Zuana does not reply. There is nothing to be gained from false comfort now.

“Well, in some ways they are right. There may be times when my methods seem cruel. But believe this, if you believe anything. The battle we are fighting now is not just for the honor of the convent or the influence of one family over another. If Umiliana wins, if she creates enough noise and rebellion to bring the inspectors in, it will affect everyone.

“After they have stripped us of our income, after they have walled us up, even in our own parlatorio, after they have banned Scholastica’s plays and taken away the instruments from the choir orchestra, they will come for you.
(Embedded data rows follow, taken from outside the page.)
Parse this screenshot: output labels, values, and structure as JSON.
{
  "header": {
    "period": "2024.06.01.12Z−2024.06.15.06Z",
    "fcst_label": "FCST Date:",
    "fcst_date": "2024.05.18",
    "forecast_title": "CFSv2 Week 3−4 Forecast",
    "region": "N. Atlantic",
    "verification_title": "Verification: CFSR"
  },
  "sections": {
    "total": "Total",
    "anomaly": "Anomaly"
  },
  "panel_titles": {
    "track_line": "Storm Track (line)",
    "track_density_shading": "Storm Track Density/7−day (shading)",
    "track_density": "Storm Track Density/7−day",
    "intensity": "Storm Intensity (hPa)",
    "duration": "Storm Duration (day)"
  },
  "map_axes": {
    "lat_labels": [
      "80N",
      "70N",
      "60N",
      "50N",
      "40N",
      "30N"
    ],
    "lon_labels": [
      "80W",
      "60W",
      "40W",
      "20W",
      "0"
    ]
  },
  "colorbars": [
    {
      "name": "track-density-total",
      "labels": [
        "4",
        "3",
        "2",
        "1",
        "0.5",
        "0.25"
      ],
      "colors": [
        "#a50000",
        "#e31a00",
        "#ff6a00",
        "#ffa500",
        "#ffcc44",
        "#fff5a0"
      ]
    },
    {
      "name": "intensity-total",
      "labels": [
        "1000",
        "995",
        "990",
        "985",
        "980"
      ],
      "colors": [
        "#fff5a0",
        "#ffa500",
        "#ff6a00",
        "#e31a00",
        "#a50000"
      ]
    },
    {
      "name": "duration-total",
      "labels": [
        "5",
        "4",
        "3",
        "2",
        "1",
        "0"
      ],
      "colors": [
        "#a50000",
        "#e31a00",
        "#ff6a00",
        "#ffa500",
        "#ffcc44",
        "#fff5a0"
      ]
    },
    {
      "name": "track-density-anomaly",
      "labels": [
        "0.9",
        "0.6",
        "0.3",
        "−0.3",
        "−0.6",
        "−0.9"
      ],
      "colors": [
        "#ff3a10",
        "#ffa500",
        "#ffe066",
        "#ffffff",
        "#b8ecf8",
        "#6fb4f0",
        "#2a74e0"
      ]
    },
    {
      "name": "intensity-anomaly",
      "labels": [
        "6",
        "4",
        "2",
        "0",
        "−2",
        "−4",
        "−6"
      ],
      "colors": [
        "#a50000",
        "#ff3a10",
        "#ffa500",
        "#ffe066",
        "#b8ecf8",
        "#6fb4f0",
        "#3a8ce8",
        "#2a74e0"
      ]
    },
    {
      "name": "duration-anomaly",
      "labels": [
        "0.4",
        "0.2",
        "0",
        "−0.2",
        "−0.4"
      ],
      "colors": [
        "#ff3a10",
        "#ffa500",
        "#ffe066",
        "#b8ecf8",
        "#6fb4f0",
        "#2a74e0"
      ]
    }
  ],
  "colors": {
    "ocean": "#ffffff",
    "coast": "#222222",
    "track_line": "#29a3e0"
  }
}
You, who have found such unexpected sanctuary inside these walls. They will not care about your remedies and your herbs. They will break the bottles in your dispensary and take away the books in your library, and after that they will find the others, the ones that are hidden in your chest. That is what my cruelty is trying to avoid. That—the great and the small of it—is what is at stake here.”

Zuana feels her heart moving fast against her rib cage. She will not think that far ahead. No, she could not live without her books or remedies, in a convent ruled by Umiliana. Yet how can it be acceptable to so offend God in order to be able to continue to serve Him? She, who can solve the most difficult riddles of the body, feels lost in the face of such complexity.

“I am still the abbess of this convent, Suora Zuana. And until I am not you must obey me, or I must impose penance on you.” She pauses. “As I have done already on Umiliana. Which, of course, was exactly what she wanted me to do.” She sighs. “Think of it: the abbess’s enemy and her favorite both lying in the doorway of the refectory for the other nuns to walk over. What a gift it will be to her.”